Belle vision du drama giocoso de Mozart
L’imagination d’Adrian Noble nous emmène en plein Manhattan, au cœur de « Little Italy », avec un décor d’immeubles admirablement reconstitués. Ces bâtiments, montés sur roulettes et pivotants, peuvent s’assembler à l’infini et créér toutes les atmosphères requises par le livret. Au-delà de cet aspect, c’est la direction d’acteurs qui concentre toute l’attention : d’une grande justesse et d’une belle précision, elle évite tout temps mort et permet un enchaînement ininterrompu des actions. Chaque personnage est ainsi caractérisé avec force et conviction. Seule à laisser des interrogations, la figure de Donna Elvira. Adrian Noble l’a visiblement dépeinte comme une perpétuelle victime, maladivement attachée à Don Giovanni, qu’elle suit comme un petit chien, prête à tout accepter pour récupérer les miettes de son amour. Si cette vision du rôle se révèle très intelligente et bien pensée, la musique la contredit plus d’une fois, montrant davantage la grandeur d’âme qui est la sienne plutôt que sa pathétique passion amoureuse.
Séduisant parrain, Markus Werba incarne un Don Giovanni plein d’énergie et de fougue. Le rôle semble lui coller à la peau, et il s’en amuse visiblement. Lui manquent davantage de mordant et de volume, une arrogance vocale qu’il n’a pas, davantage taillé pour des rôles plus légers.
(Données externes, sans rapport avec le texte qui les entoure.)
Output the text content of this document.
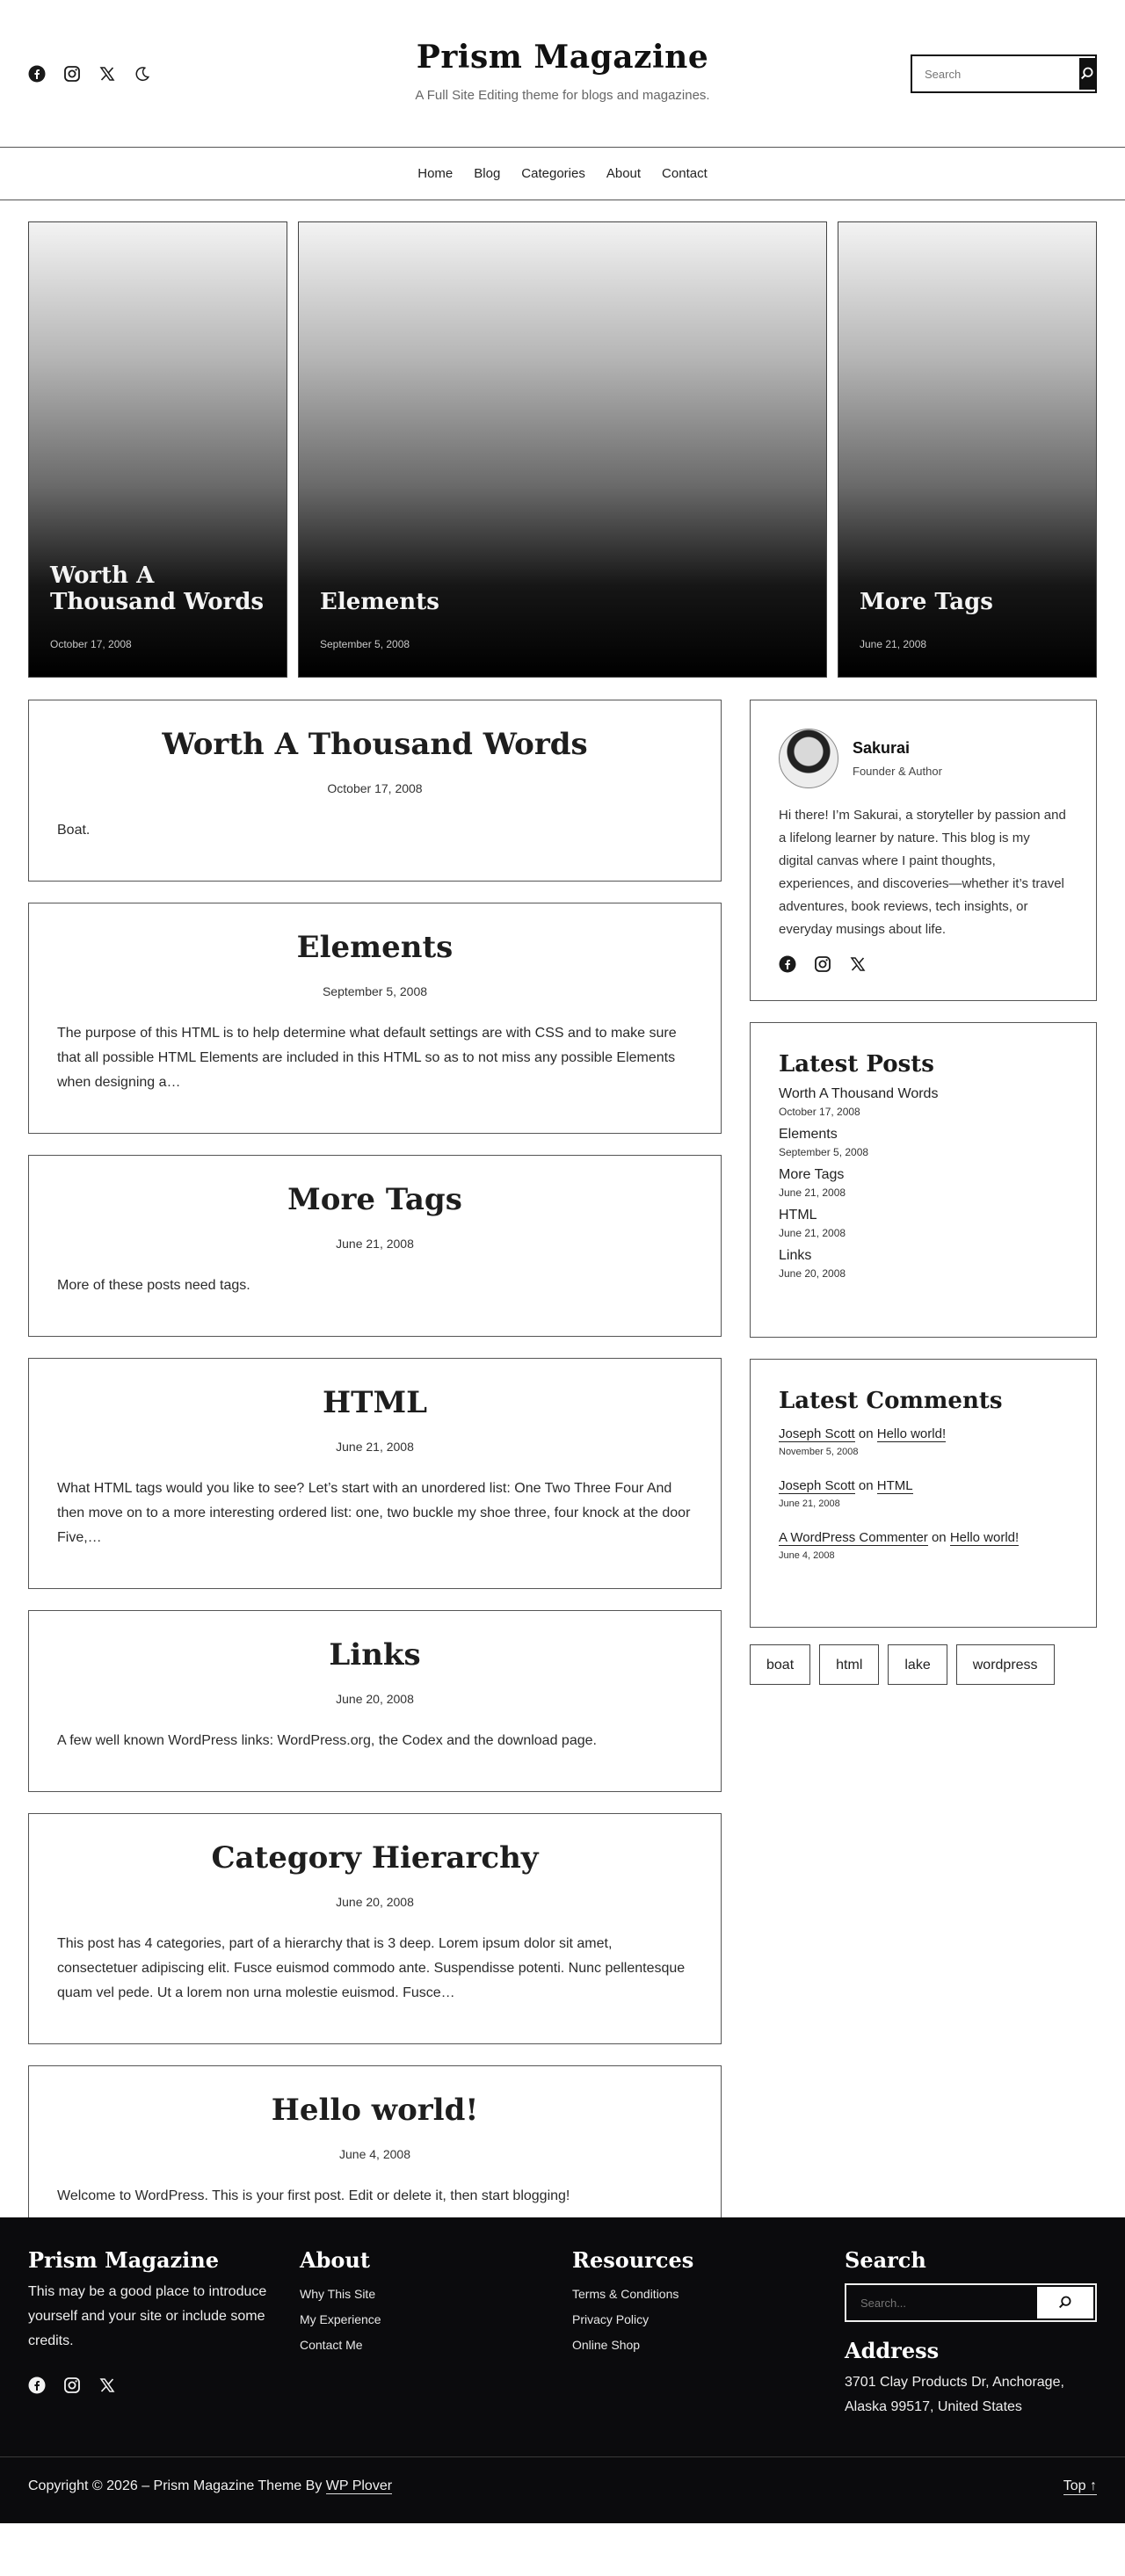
Prism Magazine

A Full Site Editing theme for blogs and magazines.

Search
Home Blog Categories About Contact
Worth A Thousand Words
October 17, 2008
Elements
September 5, 2008
More Tags
June 21, 2008
Worth A Thousand Words
October 17, 2008

Boat.

Elements
September 5, 2008

The purpose of this HTML is to help determine what default settings are with CSS and to make sure that all possible HTML Elements are included in this HTML so as to not miss any possible Elements when designing a…

More Tags
June 21, 2008

More of these posts need tags.

HTML
June 21, 2008

What HTML tags would you like to see? Let’s start with an unordered list: One Two Three Four And then move on to a more interesting ordered list: one, two buckle my shoe three, four knock at the door Five,…

Links
June 20, 2008

A few well known WordPress links: WordPress.org, the Codex and the download page.

Category Hierarchy
June 20, 2008

This post has 4 categories, part of a hierarchy that is 3 deep. Lorem ipsum dolor sit amet, consectetuer adipiscing elit. Fusce euismod commodo ante. Suspendisse potenti. Nunc pellentesque quam vel pede. Ut a lorem non urna molestie euismod. Fusce…

Hello world!
June 4, 2008

Welcome to WordPress. This is your first post. Edit or delete it, then start blogging!

Sakurai
Founder & Author

Hi there! I’m Sakurai, a storyteller by passion and a lifelong learner by nature. This blog is my digital canvas where I paint thoughts, experiences, and discoveries—whether it’s travel adventures, book reviews, tech insights, or everyday musings about life.

Latest Posts
Worth A Thousand Words
October 17, 2008
Elements
September 5, 2008
More Tags
June 21, 2008
HTML
June 21, 2008
Links
June 20, 2008
Latest Comments
Joseph Scott on Hello world!
November 5, 2008
Joseph Scott on HTML
June 21, 2008
A WordPress Commenter on Hello world!
June 4, 2008
boat	html	lake	wordpress
Prism Magazine

This may be a good place to introduce yourself and your site or include some credits.

About
Why This Site
My Experience
Contact Me
Resources
Terms & Conditions
Privacy Policy
Online Shop
Search
Search...
Address

3701 Clay Products Dr, Anchorage, Alaska 99517, United States

Copyright © 2026 – Prism Magazine Theme By WP Plover	Top ↑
Son complice, Lionel Lhote, nous offre une prestation qui s’intensifie au cours de la soirée. Il n’est clairement pas basse, mais bel et bien baryton – il chantera bientôt le comte de Luna dans le Trouvère à Bordeaux -, et on ressent clairement qu’il tente de contrefaire sa voix et de la retenir pour coller vocalement au personnage de Leporello. Plus la représentation avance, plus il revient à son naturel vocal, allant même jusqu’à transposer des notes graves à l’octave supérieure, pour culminer dans une scène du dîner où il laisse éclater toute sa puissance, emplissant – enfin – la salle sans effort.
En Donna Anna éplorée et vindicative, Maria Bengtsson renouvelle sa Pamina bordelaise. Le timbre est somptueux, la pâte vocale chaude et enveloppante, la technicienne, dans la lignée d’une Elisabeth Grümmer, irréprochable, notamment dans un « Non mi dir » d’anthologie où elle laisse flotter sa voix dans des piani d’une rare pureté, notamment dans le point d’orgue précédent la reprise, où le public est littéralement suspendu à ses lèvres.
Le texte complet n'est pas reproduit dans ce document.